Weinheim

Von Yokohama nach Weinheim: Pianistin Rie Kanemoto

Die junge Pianistin Rie Kanemoto hat in Deutschland ihre Bestimmung und einen neuen Zugang zur Musik gefunden. Ihre Arbeit als Lehrerin an der Musikschule Badische Bergstraße hat daran einen großen Anteil.

Von der Millionenmetropole Yokohama an die Bergstraße: Für die Pianistin Rie Kanemoto muss Musik die Seele berühren. Foto: Marco Schilling
Von der Millionenmetropole Yokohama an die Bergstraße: Für die Pianistin Rie Kanemoto muss Musik die Seele berühren.

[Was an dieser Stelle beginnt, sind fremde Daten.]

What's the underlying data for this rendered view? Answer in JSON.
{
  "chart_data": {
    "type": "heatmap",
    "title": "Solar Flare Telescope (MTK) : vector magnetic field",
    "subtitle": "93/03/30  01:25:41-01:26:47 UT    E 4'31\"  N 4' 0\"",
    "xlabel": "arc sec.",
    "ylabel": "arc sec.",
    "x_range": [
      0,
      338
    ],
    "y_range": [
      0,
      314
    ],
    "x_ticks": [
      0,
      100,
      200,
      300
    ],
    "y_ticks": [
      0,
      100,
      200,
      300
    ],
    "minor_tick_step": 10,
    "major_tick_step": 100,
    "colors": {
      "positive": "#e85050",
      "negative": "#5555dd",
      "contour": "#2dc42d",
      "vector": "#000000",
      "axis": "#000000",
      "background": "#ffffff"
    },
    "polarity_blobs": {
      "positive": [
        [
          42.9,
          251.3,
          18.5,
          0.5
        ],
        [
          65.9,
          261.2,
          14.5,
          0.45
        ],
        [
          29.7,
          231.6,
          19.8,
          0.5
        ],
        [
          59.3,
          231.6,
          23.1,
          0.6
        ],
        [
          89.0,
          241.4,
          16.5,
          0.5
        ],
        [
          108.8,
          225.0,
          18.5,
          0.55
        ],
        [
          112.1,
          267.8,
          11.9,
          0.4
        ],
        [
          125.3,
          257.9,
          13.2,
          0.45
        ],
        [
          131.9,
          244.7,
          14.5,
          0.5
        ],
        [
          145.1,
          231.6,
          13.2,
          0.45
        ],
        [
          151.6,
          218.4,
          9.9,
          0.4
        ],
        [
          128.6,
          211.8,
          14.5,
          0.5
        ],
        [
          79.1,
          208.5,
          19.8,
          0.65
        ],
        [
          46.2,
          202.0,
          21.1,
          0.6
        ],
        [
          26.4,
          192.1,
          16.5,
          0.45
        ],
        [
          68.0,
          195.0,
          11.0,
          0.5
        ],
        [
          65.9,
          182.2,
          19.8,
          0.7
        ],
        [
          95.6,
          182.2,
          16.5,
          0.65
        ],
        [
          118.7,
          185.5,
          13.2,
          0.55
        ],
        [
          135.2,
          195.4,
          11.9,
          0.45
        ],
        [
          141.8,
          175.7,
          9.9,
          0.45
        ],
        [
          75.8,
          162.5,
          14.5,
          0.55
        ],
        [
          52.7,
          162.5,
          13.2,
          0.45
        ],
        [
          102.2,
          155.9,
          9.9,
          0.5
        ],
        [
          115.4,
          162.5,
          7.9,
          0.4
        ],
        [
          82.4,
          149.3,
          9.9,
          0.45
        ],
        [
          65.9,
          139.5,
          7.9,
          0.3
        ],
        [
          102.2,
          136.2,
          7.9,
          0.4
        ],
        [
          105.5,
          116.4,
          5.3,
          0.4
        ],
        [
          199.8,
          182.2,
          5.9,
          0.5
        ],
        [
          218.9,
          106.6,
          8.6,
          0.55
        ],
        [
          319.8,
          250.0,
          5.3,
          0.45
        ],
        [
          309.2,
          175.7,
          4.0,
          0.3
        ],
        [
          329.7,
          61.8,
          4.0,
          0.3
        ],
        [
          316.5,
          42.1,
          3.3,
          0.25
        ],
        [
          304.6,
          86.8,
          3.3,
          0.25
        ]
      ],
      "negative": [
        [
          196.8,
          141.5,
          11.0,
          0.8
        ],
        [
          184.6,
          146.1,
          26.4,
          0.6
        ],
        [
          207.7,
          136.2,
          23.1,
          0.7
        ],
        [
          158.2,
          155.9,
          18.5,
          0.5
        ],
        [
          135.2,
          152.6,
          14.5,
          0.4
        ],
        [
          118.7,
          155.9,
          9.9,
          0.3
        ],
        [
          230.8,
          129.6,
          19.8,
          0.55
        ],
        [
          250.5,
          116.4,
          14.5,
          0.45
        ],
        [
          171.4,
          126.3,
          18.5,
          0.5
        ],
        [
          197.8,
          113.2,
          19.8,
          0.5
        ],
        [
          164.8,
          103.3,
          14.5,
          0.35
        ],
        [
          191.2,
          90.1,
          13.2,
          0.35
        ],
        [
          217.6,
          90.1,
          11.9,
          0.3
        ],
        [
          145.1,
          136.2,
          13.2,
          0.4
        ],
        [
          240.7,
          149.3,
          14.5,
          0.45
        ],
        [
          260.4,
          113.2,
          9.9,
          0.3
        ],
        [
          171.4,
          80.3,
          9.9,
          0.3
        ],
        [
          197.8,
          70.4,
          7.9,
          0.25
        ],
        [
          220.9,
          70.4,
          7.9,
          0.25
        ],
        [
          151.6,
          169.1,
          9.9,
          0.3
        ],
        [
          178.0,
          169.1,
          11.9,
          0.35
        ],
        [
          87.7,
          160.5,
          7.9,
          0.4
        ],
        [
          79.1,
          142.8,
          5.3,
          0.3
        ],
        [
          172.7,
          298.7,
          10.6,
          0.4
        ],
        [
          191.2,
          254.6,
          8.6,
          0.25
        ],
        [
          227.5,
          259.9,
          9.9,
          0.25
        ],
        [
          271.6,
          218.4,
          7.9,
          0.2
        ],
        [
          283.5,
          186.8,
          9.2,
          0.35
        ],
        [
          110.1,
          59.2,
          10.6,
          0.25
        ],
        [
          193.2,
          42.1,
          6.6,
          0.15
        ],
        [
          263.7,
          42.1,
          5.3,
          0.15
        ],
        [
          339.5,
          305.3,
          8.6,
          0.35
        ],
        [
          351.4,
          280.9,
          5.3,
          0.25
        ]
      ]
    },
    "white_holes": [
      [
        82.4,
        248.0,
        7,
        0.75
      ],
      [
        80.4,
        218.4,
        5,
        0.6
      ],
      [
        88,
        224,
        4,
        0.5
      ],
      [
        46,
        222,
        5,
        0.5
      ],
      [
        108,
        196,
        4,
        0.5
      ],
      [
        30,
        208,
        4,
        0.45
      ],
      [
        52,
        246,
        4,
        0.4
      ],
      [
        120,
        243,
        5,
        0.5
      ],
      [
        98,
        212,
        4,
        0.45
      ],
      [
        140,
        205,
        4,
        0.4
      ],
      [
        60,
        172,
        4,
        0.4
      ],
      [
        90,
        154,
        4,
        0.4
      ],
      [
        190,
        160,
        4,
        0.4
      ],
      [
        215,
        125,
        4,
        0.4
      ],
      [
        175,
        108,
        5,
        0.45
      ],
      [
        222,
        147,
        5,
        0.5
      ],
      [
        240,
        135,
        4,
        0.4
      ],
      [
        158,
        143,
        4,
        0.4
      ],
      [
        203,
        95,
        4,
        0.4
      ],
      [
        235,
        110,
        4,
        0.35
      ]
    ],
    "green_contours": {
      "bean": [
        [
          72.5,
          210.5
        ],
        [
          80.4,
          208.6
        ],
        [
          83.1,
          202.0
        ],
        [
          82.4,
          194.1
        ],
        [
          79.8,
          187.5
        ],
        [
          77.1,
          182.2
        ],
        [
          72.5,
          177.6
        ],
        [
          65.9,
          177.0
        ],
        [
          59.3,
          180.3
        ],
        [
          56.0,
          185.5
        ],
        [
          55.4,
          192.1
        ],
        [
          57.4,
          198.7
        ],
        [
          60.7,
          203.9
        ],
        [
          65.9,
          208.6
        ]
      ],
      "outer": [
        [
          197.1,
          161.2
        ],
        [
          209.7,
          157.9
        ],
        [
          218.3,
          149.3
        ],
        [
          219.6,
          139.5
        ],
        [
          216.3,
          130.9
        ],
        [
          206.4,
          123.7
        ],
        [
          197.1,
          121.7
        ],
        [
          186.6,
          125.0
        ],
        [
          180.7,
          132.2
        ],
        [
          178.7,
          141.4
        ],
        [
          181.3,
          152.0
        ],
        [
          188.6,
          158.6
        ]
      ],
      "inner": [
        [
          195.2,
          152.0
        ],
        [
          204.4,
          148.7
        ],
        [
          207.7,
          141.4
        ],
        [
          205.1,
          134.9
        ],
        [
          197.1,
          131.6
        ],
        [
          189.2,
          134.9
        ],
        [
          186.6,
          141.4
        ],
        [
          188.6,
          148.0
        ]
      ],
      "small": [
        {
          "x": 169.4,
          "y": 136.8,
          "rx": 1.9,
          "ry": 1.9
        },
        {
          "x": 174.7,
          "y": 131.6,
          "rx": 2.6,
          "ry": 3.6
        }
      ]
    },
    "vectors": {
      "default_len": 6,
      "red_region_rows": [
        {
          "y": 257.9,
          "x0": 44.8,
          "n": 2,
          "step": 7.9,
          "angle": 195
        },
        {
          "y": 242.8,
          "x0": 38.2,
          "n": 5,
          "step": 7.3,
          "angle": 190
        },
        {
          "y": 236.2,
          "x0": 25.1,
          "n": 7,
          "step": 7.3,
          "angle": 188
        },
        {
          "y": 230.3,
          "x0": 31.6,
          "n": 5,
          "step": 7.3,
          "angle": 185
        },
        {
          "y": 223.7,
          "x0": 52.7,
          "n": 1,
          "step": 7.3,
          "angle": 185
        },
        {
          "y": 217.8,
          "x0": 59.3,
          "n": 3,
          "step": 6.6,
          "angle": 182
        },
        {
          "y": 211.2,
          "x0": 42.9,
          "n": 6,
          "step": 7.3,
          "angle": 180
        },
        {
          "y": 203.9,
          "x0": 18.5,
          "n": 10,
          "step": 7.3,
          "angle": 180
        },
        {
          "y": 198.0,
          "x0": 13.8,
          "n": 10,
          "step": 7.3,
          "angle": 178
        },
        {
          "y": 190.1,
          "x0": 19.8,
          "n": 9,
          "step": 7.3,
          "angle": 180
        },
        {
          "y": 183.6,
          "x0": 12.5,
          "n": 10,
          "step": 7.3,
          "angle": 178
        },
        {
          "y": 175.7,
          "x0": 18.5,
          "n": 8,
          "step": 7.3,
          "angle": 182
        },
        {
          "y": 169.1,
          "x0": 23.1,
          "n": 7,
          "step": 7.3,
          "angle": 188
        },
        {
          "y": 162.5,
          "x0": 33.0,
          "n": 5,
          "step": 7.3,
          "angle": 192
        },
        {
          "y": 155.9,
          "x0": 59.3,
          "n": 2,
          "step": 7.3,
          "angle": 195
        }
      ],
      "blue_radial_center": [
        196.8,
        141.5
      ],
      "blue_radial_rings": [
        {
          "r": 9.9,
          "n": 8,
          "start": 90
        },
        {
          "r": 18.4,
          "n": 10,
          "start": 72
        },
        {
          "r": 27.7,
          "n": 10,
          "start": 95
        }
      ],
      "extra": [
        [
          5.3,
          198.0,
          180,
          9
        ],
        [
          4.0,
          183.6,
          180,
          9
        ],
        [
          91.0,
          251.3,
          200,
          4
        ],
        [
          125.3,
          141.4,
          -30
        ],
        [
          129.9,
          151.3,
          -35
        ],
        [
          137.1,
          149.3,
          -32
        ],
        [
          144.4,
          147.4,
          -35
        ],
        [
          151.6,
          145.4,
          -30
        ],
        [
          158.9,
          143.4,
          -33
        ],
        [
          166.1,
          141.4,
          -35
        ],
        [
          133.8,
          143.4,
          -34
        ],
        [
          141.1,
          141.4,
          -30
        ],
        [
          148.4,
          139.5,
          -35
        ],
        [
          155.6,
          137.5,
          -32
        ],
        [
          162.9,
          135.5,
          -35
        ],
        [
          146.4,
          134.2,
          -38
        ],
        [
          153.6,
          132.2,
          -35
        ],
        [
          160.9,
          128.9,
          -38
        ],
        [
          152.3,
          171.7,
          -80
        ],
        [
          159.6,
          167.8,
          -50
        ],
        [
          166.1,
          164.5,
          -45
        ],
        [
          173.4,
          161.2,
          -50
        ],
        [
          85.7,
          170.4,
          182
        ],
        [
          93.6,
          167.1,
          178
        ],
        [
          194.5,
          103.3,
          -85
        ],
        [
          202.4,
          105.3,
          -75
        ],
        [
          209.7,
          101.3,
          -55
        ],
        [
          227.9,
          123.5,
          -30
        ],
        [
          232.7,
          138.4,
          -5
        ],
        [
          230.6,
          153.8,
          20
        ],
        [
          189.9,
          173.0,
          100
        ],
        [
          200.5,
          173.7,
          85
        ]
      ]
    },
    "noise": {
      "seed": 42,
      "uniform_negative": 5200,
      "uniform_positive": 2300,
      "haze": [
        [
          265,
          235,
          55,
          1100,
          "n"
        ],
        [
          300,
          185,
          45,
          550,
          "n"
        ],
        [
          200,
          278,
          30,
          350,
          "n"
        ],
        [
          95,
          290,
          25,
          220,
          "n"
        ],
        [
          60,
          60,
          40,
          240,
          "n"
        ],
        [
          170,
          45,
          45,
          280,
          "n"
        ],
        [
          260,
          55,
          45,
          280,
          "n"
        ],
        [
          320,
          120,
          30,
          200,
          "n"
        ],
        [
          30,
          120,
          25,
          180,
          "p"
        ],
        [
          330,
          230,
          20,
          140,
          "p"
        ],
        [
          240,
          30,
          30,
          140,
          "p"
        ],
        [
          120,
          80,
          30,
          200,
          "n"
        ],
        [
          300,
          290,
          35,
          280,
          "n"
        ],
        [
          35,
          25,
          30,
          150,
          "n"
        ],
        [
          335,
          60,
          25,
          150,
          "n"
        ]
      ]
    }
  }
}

Ein Picknick unter Kirschblüten gehört für die Japaner zum Frühling wie Stäbchen zu Sushi. Doch das traditionelle „Hanami“ lässt sich nicht nur in Yokohama feiern. Auch mehr als 9000 Kilometer westlich, im beschaulichen Weinheim, erblüht die Bergstraße im Frühjahr in zartrosa Farben. „Das erinnert mich immer sehr an meine Heimat“, sagt Rie Kanemoto, und in ihrer Stimme schwingt ein klein wenig Wehmut. Die 33-jährige Pianistin hat es vor mehr als zehn Jahren nach Deutschland verschlagen – auf der Suche nach einem neuen Zugang zur Musik und nach einer weiteren Klangfarbe in ihrem Leben.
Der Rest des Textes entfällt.